What is a managed healthcare plan?
The idea of managed healthcare insurance plans became popular later in the 20th century. These plans offer policies to individuals within a group or employer. The managed healthcare plan helps the beneficiaries with better rates by using services within their plans network.
The options you have may depend on the location you live. The plan options are often referred to as Bronze, Silver, Gold, and Platinum, not to be confused with the olympic medals. Generally, each plans healthcare costs are:
- Bronze covers 60%, you pay 40%.
- Silver covers 70% , you pay 30%.
- Gold covers 80%, you pay 20%.
- Platinum covers 90%, you pay 10%.
Health Maintenance Organization (HMO)
The HMO plans offer a lower monthly premium and lower cost-sharing expenses, or your share of the expenses you pay out of pocket, for those who have less restrictions in their network. However, they require primary care provider referrals and will not pay for services outside of the plans network.
Preferred Provider Organization (PPO)
The PPO plan name speaks for itself.
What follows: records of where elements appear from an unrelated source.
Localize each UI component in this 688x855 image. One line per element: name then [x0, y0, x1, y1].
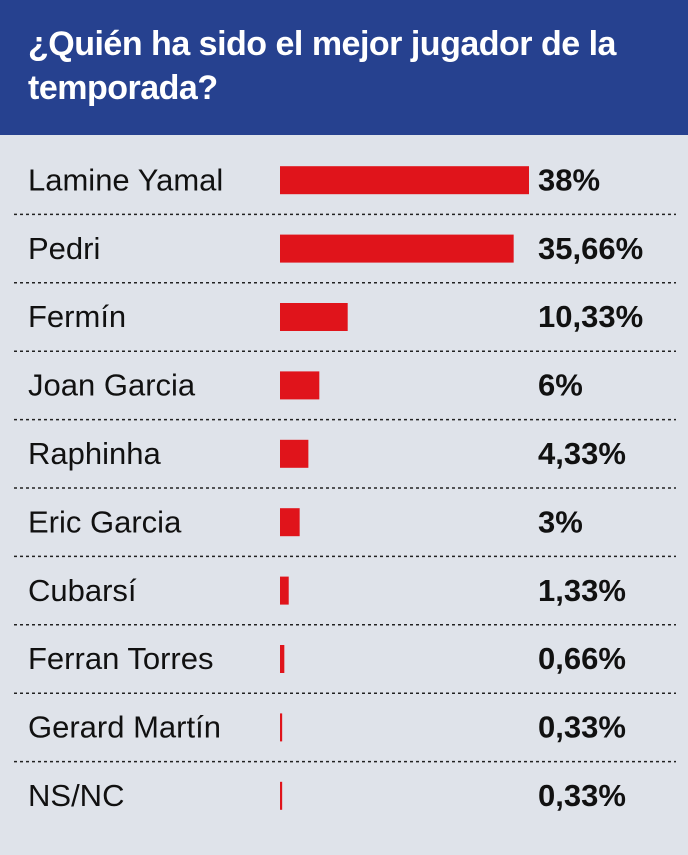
- category-label: Joan Garcia: [28, 368, 196, 403]
- bar: [280, 303, 348, 331]
- value-label: 10,33%: [538, 299, 643, 334]
- category-label: Ferran Torres: [28, 641, 214, 676]
- bar: [280, 781, 283, 810]
- header: ¿Quién ha sido el mejor jugador de la te…: [0, 0, 688, 135]
- value-label: 3%: [538, 504, 583, 539]
- bar: [280, 508, 300, 537]
- bar: [280, 166, 529, 195]
- bar: [280, 713, 283, 742]
- category-label: Fermín: [28, 299, 126, 334]
- bar: [280, 371, 320, 400]
- value-label: 35,66%: [538, 231, 643, 266]
- category-label: Cubarsí: [28, 573, 137, 608]
- category-label: Gerard Martín: [28, 710, 221, 745]
- bar: [280, 576, 289, 605]
- bar: [280, 439, 309, 468]
- value-label: 0,33%: [538, 778, 626, 813]
- value-label: 4,33%: [538, 436, 626, 471]
- value-label: 6%: [538, 368, 583, 403]
- value-label: 0,33%: [538, 710, 626, 745]
- bar: [280, 234, 514, 263]
- chart-title: ¿Quién ha sido el mejor jugador de la te…: [28, 25, 616, 107]
- category-label: Pedri: [28, 231, 100, 266]
- chart: Lamine Yamal 38% Pedri 35,66% Fermín 10,33% Jo…: [14, 162, 676, 813]
- category-label: NS/NC: [28, 778, 124, 813]
- value-label: 1,33%: [538, 573, 626, 608]
- value-label: 0,66%: [538, 641, 626, 676]
- category-label: Raphinha: [28, 436, 161, 471]
- category-label: Eric Garcia: [28, 504, 182, 539]
- category-label: Lamine Yamal: [28, 162, 223, 197]
- value-label: 38%: [538, 162, 600, 197]
- bar: [280, 645, 285, 673]
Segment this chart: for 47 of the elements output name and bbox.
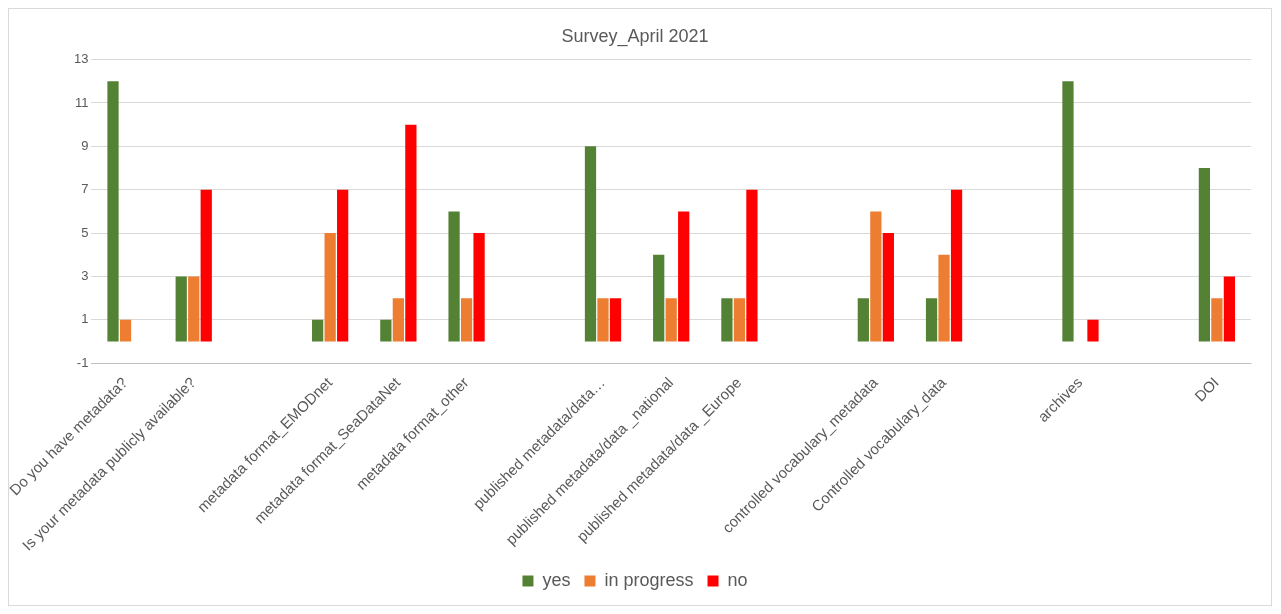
bar — [324, 233, 336, 342]
chart-title: Survey_April 2021 — [561, 25, 709, 47]
bar — [733, 298, 746, 342]
x-tick-label: DOI — [1191, 373, 1222, 405]
y-tick-label: 7 — [81, 181, 89, 197]
bar — [1062, 81, 1074, 342]
y-tick-label: 3 — [81, 268, 89, 284]
legend-label: no — [727, 569, 748, 590]
bar — [609, 298, 622, 342]
bar — [175, 276, 187, 342]
bar — [337, 189, 349, 342]
bar — [119, 319, 132, 342]
y-tick-label: 5 — [81, 224, 89, 240]
bar — [200, 189, 212, 342]
bar — [721, 298, 733, 342]
legend-label: yes — [542, 569, 571, 590]
bar — [870, 211, 882, 342]
bar — [1223, 276, 1236, 342]
bar — [1198, 168, 1211, 342]
bar — [107, 81, 119, 342]
bar — [405, 124, 417, 342]
y-tick-label: 9 — [81, 137, 89, 153]
bar — [925, 298, 938, 342]
bar — [1087, 319, 1099, 342]
y-tick-label: 1 — [81, 311, 89, 327]
bar — [950, 189, 963, 342]
bar — [188, 276, 200, 342]
bar — [448, 211, 460, 342]
bar — [653, 254, 665, 342]
bar — [1211, 298, 1223, 342]
bar — [380, 319, 392, 342]
bar — [460, 298, 473, 342]
bar — [597, 298, 609, 342]
bar — [584, 146, 597, 342]
bar — [312, 319, 324, 342]
bar — [665, 298, 677, 342]
legend-label: in progress — [604, 569, 694, 590]
bar — [392, 298, 404, 342]
y-tick-label: 11 — [74, 94, 89, 110]
bar — [882, 233, 894, 342]
bar — [678, 211, 690, 342]
bar — [746, 189, 758, 342]
bar — [857, 298, 869, 342]
bar — [938, 254, 950, 342]
y-tick-label: 13 — [73, 51, 89, 67]
bar — [473, 233, 485, 342]
y-tick-label: -1 — [76, 354, 89, 370]
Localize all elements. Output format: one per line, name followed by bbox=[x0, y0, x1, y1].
The Preferred Provider Organization has a network with providers that they prefer you to use, but will still pay for services out-of-network. However, the costs are lower if you stay in your preferred network rather than going out-of-network for services. Since they are less restrictive with their plan, the monthly premiums are often higher.
While PPO plans have gone down in popularity for individuals, they are still common for employer-sponsored healthcare plans.
Point-of-service plan (POS)
POS plans are similar to the HMO plans, but they are less restrictive when it comes to your in-network and out-of-network coverage. POS is a mixture of an HMO and a PPO healthcare plan. Under specific circumstances, your POS plan will allow you coverage like a PPO plan.
You have more options available to you under a POS plan than with an HMO plan, but you may still need a referral for a specialist from your primary care provider. While you can have services done that are out-of-network, you will have to pay more unless you use in-network services.
Exclusive Provider Organization (EPO)
EPO plans are named due to how exclusive they are with their services and networks. If you have an EPO plan, you are required to stay with your providers that are listed in-network, otherwise EPO will not pay. While they are strict on who you can see while having your expenses covered, an EPO will not require a referral from your primary physician.
It is important to understand the difference between each of these common plans to know which plan is best for you. On top of your budget, knowing your in-network options could be crucial in how you decide on the right plan for you.